Les assistants sociaux ont actuellement un devoir [1] de secret professionnel (pour combien de temps ?) et ne peuvent être tenus de collaborer avec les forces de police (en communiquant leurs dossiers sur des situations individuelles) que sur commission rogatoire. Il s’agit là d’une spécificité de la profession et tel n’est, hélas, pas le cas de tous les travailleurs sociaux et éducateurs.
Les dérapages se multiplient actuellement et les policiers, de plus en plus soumis à une obligation de résultat et à la pression de "faire du chiffre", n’hésitent plus à aller frapper vigoureusement à la porte des structures où ils pensent pouvoir facilement trouver des étrangers "irréguliers" ; après les écoles, ce sont maintenant les associations d’aide et de soutien qui sont visées.
Ainsi une communauté Emmaüs a-t-elle tout récemment connu une descente de police en règle, avec grande démonstration de force (chiens policiers et tutti quanti) et contrôle d’identité de tous les membres de la communauté.
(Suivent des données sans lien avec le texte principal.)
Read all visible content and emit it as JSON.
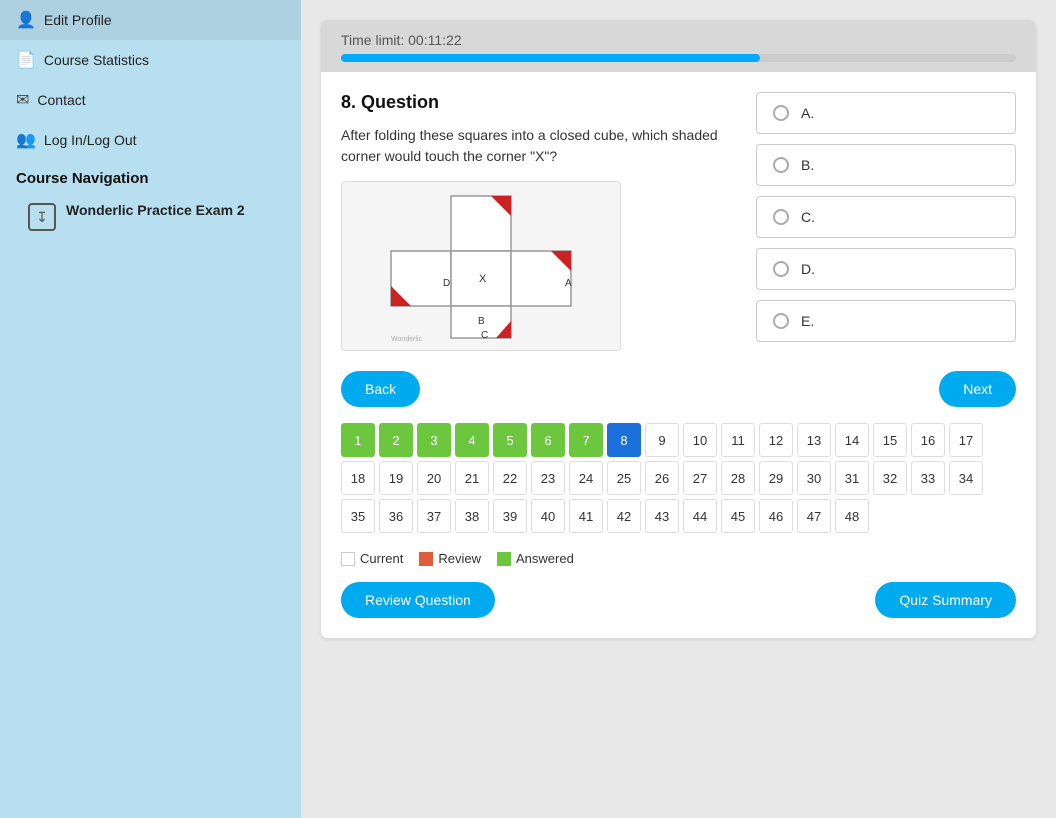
{
  "sidebar": {
    "items": [
      {
        "id": "edit-profile",
        "label": "Edit Profile",
        "icon": "👤"
      },
      {
        "id": "course-statistics",
        "label": "Course Statistics",
        "icon": "📄"
      },
      {
        "id": "contact",
        "label": "Contact",
        "icon": "✉"
      },
      {
        "id": "login-logout",
        "label": "Log In/Log Out",
        "icon": "👥"
      }
    ],
    "section_title": "Course Navigation",
    "course_item": {
      "icon": "↧",
      "label": "Wonderlic Practice Exam 2"
    }
  },
  "timer": {
    "label": "Time limit: 00:11:22",
    "progress_percent": 62
  },
  "question": {
    "number": "8. Question",
    "text": "After folding these squares into a closed cube, which shaded corner would touch the corner \"X\"?"
  },
  "answers": [
    {
      "id": "A",
      "label": "A."
    },
    {
      "id": "B",
      "label": "B."
    },
    {
      "id": "C",
      "label": "C."
    },
    {
      "id": "D",
      "label": "D."
    },
    {
      "id": "E",
      "label": "E."
    }
  ],
  "buttons": {
    "back": "Back",
    "next": "Next",
    "review_question": "Review Question",
    "quiz_summary": "Quiz Summary"
  },
  "number_grid": {
    "total": 48,
    "answered": [
      1,
      2,
      3,
      4,
      5,
      6,
      7
    ],
    "current": [
      8
    ],
    "review": []
  },
  "legend": {
    "current_label": "Current",
    "review_label": "Review",
    "answered_label": "Answered"
  }
}
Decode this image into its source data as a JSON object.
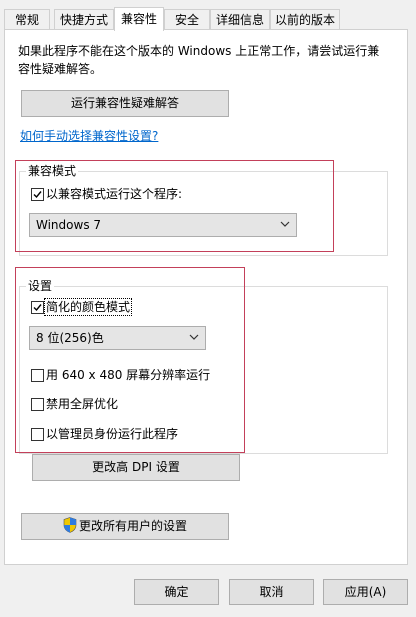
{
  "tabs": [
    {
      "label": "常规"
    },
    {
      "label": "快捷方式"
    },
    {
      "label": "兼容性"
    },
    {
      "label": "安全"
    },
    {
      "label": "详细信息"
    },
    {
      "label": "以前的版本"
    }
  ],
  "active_tab": "兼容性",
  "description": "如果此程序不能在这个版本的 Windows 上正常工作，请尝试运行兼容性疑难解答。",
  "troubleshooter_button": "运行兼容性疑难解答",
  "manual_link": "如何手动选择兼容性设置?",
  "compat_mode": {
    "group_title": "兼容模式",
    "checkbox_label": "以兼容模式运行这个程序:",
    "checked": true,
    "selected_os": "Windows 7"
  },
  "settings": {
    "group_title": "设置",
    "reduced_color": {
      "label": "简化的颜色模式",
      "checked": true
    },
    "color_depth": "8 位(256)色",
    "run_640": {
      "label": "用 640 x 480 屏幕分辨率运行",
      "checked": false
    },
    "disable_fullscreen": {
      "label": "禁用全屏优化",
      "checked": false
    },
    "run_as_admin": {
      "label": "以管理员身份运行此程序",
      "checked": false
    },
    "dpi_button": "更改高 DPI 设置"
  },
  "all_users_button": "更改所有用户的设置",
  "footer": {
    "ok": "确定",
    "cancel": "取消",
    "apply": "应用(A)"
  },
  "colors": {
    "highlight_frame": "#c3405a",
    "link": "#0066cc",
    "default_button_border": "#0078d7"
  },
  "icons": {
    "shield": "uac-shield-icon",
    "checkmark": "checkmark-icon",
    "dropdown": "chevron-down-icon"
  }
}
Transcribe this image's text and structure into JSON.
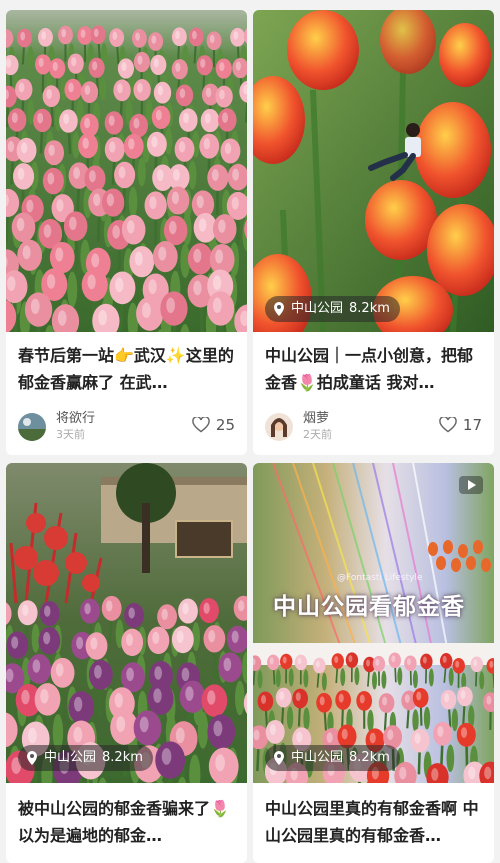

Devant cette première, Emmaüs-France a aussitôt alerté l’ensemble de ses communautés sur les risques d’une généralisation de telles pratiques et mis en garde ses responsables sur la conduite à tenir dans une telle situation.
Bienvenue en Sarkosie inférieure, terre d’asile ! L’abbé Pierre doit se retourner dans sa tombe [2], … et peut-être Martin Hirsch est-il quelque peu gêné aux entournures.
[1] il s’agit bien d’un devoir, dont les assistants sociaux sont, par ailleurs, pénalement responsables.
[2] mais le cas doit être si fréquent qu’on ne sait plus très bien, à l’heure actuelle, s’il est à l’endroit ou à l’envers.